The resolution passed 270 to 143. The Senate was set to take up the measure within a day.

Meanwhile, comprehensive energy legislation was a casualty of the rush to wind up the post-election lame-duck session. Senate negotiators from both parties decided yesterday to reject a House proposal for a drastically pared-down energy bill, killing it for this Congress.

"It's over," said a Senate Democratic spokesman. The abbreviated version proposed by House Energy and Commerce Committee Chairman W.J. "Billy" Tauzin (R-La.) would have sidestepped controversial issues such as Alaska oil drilling, electricity industry restructuring and subsidies for ethanol producers. Senators led by Energy Committee Chairman Jeff Bingaman (D-N.M.) and Frank H. Murkowski (R-Alaska) rejected this approach.

Sources said it was still possible that Congress would approve a separate pipeline safety measure before going home for the year.

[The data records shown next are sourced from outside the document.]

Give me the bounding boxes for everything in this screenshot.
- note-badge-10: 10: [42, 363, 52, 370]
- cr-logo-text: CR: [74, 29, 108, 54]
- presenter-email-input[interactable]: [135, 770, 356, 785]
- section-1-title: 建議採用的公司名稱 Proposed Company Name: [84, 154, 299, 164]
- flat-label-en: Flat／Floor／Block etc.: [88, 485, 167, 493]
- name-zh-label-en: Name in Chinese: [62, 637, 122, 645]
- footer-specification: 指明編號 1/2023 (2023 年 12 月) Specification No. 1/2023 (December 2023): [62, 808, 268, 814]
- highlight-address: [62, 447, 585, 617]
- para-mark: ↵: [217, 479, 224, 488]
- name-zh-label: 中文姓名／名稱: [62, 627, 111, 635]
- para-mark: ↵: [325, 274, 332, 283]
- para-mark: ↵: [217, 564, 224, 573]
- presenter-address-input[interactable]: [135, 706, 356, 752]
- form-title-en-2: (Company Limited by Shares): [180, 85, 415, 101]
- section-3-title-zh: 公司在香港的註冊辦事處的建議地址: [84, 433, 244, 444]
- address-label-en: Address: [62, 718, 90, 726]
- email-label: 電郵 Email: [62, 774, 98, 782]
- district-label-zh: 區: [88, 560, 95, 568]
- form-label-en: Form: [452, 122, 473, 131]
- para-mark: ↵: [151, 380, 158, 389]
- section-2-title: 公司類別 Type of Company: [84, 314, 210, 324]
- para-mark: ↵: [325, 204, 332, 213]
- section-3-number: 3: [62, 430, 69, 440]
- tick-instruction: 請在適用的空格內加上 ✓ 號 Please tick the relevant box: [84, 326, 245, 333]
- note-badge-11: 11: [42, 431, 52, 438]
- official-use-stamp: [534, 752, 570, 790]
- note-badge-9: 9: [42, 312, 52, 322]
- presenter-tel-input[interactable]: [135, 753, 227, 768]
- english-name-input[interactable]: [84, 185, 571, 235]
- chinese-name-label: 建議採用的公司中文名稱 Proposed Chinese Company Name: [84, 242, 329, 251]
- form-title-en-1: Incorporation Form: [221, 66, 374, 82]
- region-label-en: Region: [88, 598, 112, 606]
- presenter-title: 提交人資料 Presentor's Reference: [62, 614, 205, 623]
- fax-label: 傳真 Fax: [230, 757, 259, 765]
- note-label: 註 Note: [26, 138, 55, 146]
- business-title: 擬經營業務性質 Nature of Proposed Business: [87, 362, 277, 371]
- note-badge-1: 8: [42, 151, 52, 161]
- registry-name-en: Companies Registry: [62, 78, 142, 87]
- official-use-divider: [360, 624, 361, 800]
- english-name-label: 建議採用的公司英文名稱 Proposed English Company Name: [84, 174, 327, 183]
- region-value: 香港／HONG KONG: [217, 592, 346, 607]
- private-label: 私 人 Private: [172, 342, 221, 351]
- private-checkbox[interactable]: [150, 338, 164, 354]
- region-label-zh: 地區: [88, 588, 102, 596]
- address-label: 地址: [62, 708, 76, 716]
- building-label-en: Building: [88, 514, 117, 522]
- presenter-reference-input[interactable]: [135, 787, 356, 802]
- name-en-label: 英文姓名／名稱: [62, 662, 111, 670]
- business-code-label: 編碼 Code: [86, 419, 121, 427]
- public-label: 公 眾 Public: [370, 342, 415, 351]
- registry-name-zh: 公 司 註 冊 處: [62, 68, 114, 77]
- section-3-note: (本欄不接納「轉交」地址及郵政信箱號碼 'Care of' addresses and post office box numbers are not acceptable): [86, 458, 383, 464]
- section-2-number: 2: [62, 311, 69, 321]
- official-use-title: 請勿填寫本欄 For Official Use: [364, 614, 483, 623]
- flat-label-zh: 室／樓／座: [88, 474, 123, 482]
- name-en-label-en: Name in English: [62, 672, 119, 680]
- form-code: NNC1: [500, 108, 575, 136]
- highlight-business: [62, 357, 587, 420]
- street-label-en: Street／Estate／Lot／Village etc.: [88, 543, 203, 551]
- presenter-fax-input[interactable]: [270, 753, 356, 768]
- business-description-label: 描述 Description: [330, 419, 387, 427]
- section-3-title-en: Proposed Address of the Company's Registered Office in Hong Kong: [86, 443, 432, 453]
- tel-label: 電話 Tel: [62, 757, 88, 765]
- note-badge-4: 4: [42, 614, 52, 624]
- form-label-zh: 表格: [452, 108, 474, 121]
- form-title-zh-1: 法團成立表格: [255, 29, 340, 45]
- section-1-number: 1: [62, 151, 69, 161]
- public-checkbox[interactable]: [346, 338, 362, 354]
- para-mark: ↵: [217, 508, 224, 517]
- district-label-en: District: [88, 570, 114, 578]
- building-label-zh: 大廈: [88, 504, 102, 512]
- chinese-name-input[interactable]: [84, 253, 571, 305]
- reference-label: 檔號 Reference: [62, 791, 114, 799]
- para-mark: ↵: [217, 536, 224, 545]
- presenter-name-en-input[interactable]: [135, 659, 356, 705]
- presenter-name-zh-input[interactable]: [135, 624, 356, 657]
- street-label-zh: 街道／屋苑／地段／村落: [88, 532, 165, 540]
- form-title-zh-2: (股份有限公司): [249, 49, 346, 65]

Adjournment will leave all federal agencies except the Pentagon without new appropriations for the fiscal year that began Oct. 1. Foreign aid programs are also without a budget. In floor remarks, Rep. David R. Obey (D-Wis.) called it "a pitiful performance by a pitiful Congress."

Democrats said the House-passed continuing resolution would create hardships for key agencies that need immediate funding increases. But the House defeated an effort by Democrats to add $8.1 billion for veterans health programs, Securities and Exchange Commission enforcement activities, the National Institutes of Health and the Federal Emergency Management Agency.

Not included in the continuing resolution was relief for doctors and hospitals affected by cuts in Medicare payments and an extension of unemployment compensation for victims of the Sept. 11, 2001, attacks.

Rep. W.J. "Billy" Tauzin's energy bill, which would have sidestepped Alaska oil drilling, electricity industry restructuring and subsidies for ethanol producers, died.